彦斎は少し苦笑いをしてから、真剣な眼差しを向けた。

「それで、なぜ助けるのかという話であったな。実は、去るお方に頼まれたのでござる」

「そのお方とは?」

「久坂玄瑞殿でござるよ」


オリバーは息を呑んだ。

「えーっ!」

「某、久坂殿には大変お世話になり申した。先日、久坂殿が神戸に来られた際にお会いしたのですが、その時に『オリバーという男が京へ行ったら、困ったときに助けてやってほしい』と」

「そ、そうだったんですか……」

「あなたはイギリス人ですが、決して敵ではない。それどころか、混乱するこの国を守ってくれる男だ。――久坂殿はそう仰っておられた」


「久坂さんは、俺のことを他に何か……?」

「これを……」

彦斎が一冊の書物を取り出した。それはオリバーが以前、日本への見解と、イギリス・欧州の情勢、そして日本が近代国家として歩むべき道筋を記し、勝海舟に手渡した意見書だった。

「某、この書物に深い感銘を受け申した。……そして、きっぱりと『攘夷』を捨て申した」

「なんですって!?」

河上彦斎といえば、史実では明治以降も攘夷に固執した代表的な人物だ。その彼が攘夷を捨てたというのは、歴史を揺るがす大事件だった。

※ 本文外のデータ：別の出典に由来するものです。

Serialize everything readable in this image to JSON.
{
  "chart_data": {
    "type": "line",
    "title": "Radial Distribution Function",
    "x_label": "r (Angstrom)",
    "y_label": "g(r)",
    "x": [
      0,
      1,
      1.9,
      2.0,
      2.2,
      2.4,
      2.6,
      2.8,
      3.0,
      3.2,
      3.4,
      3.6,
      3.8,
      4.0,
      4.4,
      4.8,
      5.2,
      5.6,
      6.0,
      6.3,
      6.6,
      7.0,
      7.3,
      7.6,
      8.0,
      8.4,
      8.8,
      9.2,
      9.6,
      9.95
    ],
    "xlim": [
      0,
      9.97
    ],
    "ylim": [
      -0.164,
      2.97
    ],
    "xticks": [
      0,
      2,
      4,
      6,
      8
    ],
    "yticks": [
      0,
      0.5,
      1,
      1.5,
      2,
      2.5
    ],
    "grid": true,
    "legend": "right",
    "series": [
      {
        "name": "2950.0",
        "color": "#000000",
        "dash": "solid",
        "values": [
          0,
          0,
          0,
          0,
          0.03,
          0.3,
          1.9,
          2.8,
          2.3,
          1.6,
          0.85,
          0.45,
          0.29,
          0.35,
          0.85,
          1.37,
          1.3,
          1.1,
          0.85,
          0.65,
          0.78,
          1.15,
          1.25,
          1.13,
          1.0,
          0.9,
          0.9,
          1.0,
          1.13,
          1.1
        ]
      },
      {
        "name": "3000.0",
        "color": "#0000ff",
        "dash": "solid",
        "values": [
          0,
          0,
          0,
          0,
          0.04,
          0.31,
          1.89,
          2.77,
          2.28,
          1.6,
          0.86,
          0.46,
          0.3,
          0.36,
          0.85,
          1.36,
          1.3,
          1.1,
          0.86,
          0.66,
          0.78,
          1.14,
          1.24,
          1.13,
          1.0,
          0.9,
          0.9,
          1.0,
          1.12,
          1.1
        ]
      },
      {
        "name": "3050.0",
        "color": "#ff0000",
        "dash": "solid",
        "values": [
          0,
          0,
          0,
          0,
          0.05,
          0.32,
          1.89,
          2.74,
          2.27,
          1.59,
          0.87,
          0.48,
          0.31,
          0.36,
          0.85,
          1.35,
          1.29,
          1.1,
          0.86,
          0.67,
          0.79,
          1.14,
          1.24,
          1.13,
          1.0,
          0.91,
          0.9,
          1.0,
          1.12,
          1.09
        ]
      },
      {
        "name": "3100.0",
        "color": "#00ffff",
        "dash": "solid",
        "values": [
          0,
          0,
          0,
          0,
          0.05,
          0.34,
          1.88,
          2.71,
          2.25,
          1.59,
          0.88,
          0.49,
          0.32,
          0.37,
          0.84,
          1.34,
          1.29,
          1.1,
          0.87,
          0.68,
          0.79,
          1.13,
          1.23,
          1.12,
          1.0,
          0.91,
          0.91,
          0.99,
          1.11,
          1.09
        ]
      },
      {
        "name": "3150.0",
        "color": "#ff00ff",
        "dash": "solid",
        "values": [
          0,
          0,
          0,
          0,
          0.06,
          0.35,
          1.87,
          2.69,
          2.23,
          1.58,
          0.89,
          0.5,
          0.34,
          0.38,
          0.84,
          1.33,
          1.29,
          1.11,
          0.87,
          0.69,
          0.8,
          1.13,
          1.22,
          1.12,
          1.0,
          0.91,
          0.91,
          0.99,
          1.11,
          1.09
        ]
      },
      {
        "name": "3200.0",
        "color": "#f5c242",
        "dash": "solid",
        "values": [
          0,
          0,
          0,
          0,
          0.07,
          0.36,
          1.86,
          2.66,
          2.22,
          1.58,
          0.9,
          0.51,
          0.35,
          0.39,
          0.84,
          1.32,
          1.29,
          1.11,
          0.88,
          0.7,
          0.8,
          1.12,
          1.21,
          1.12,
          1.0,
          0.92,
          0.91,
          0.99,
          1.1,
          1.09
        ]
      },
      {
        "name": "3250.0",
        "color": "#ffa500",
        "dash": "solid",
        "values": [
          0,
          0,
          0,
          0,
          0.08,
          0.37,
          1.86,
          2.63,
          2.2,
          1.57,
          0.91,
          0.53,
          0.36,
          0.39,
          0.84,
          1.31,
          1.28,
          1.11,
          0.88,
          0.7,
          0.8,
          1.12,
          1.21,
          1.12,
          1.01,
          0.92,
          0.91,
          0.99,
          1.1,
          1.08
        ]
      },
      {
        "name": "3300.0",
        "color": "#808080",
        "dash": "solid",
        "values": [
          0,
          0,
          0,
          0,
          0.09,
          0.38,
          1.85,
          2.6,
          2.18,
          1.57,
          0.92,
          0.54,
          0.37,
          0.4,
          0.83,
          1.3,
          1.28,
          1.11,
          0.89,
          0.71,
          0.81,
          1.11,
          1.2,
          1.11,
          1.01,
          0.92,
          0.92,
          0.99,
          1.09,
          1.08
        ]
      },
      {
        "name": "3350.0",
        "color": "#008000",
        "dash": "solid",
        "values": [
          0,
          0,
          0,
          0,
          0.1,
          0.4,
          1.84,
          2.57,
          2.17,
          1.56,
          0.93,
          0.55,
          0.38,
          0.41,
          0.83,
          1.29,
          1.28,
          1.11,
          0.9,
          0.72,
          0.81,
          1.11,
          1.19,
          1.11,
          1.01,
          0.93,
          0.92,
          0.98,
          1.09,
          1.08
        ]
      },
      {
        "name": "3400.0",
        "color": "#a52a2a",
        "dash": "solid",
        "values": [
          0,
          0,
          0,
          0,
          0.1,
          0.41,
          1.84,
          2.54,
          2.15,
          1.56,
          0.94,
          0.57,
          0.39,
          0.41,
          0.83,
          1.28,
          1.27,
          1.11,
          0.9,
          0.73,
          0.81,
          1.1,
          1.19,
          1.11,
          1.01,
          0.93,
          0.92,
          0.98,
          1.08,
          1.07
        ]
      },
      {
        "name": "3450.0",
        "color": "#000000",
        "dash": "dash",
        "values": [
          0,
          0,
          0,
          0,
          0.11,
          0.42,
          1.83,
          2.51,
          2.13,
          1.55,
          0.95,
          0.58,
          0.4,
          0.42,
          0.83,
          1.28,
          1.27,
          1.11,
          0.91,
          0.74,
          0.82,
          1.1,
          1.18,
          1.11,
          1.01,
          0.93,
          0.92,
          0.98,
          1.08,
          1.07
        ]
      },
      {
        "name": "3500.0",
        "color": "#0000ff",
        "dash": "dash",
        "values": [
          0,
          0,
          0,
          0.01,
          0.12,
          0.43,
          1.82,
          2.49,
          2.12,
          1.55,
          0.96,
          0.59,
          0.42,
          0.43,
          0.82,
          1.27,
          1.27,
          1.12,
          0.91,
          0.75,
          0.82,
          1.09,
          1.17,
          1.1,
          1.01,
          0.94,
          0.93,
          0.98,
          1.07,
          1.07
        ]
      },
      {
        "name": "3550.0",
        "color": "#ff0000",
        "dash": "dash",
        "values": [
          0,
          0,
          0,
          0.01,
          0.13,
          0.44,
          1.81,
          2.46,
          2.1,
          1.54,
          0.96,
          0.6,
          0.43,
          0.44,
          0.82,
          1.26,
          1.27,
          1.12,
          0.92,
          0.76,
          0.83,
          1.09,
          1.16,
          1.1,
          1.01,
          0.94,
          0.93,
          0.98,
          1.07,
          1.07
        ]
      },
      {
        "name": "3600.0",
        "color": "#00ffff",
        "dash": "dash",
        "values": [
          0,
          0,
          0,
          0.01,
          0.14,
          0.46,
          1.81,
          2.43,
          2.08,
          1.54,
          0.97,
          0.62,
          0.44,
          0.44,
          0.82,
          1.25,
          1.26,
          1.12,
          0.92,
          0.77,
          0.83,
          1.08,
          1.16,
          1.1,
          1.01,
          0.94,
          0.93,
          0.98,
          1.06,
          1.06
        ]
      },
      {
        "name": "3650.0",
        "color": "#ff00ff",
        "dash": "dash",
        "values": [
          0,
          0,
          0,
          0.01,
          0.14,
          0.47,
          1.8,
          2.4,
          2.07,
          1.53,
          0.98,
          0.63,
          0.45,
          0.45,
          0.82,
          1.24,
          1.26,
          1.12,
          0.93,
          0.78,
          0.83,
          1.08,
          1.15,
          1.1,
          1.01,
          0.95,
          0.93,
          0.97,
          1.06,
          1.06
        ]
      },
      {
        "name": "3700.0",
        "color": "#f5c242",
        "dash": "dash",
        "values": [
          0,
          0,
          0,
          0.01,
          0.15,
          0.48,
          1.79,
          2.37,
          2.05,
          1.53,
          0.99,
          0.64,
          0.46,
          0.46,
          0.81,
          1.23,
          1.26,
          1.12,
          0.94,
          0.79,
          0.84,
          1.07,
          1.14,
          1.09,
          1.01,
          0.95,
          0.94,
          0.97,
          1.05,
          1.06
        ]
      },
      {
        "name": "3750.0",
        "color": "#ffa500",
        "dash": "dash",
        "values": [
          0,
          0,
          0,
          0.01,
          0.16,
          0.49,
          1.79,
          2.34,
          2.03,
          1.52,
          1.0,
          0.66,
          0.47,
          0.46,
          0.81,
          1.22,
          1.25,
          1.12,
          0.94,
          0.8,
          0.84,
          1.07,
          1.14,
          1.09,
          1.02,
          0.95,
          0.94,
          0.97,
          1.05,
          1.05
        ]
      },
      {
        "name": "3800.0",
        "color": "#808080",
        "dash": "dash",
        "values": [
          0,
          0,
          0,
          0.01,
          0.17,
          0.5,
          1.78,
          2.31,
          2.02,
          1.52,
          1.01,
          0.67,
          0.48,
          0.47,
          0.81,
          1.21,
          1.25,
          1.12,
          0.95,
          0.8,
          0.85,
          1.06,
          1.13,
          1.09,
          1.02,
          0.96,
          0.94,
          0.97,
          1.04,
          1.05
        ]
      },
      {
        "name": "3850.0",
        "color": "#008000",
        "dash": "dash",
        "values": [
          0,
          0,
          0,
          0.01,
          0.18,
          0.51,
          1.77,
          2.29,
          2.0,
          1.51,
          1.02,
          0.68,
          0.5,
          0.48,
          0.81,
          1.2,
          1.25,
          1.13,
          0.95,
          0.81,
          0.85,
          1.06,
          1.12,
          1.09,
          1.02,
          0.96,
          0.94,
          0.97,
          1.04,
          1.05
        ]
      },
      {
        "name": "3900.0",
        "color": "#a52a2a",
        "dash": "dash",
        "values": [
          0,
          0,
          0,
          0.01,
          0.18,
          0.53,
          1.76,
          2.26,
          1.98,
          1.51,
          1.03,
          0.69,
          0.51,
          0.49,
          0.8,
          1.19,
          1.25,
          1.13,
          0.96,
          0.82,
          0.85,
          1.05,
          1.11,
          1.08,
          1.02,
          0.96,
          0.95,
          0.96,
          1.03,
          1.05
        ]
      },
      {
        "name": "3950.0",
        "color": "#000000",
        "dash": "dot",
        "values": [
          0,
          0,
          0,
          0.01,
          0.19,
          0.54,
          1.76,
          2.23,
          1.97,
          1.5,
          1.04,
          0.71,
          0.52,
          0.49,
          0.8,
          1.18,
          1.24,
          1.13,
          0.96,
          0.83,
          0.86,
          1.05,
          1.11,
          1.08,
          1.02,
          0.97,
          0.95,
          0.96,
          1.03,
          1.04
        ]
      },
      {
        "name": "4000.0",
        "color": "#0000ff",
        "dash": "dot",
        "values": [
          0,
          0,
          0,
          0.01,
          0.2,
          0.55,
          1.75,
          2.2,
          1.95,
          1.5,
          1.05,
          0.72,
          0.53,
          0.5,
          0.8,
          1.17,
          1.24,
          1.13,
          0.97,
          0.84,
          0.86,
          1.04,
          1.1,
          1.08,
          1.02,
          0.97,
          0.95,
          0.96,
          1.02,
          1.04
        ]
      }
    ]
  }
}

「この書物は、すでに岩倉殿、長州の桂殿、そして薩摩の西郷殿も読まれておられるはず。ビルマのこと、よろしくお願い申し上げます。この日本のためにも」

【どうやら、知らない間に日本の歴史に大きな変化が起こってしまったようですね】

(……そうだな。とんでもないことになった)


「話し中悪いけど、大坂が見えてきたで。あんた、ここからは走っていくんやろ?」

咲の声で我に返った。

大坂から神戸までなら、強化されたオリバーの足ならひとっ走りだ。

助けてくれた彦斎と咲に、オリバーは心からの感謝を伝えた。


「良いのでござるよ。また日本へ来られたら、一杯やり申そう」

「私は廻船問屋の娘や。イギリスとの交易の話、期待してるで!」

後に知ることになるが、この咲という娘は日本でも有数の廻船問屋の令嬢であり、いずれ日本の貿易を支える大きな柱となる潜在力を持った人物だった。


オリバーは船を降り、全力疾走で神戸を目指した。

異国の商館がまばらに立ち始めた街路を駆け抜ける。

夜が明けきった頃、清国の商船が停泊する桟橋が見えてきた。


なんとか間に合った!

朝日を背に受け、光る波と海風が心地よい、早春の朝であった。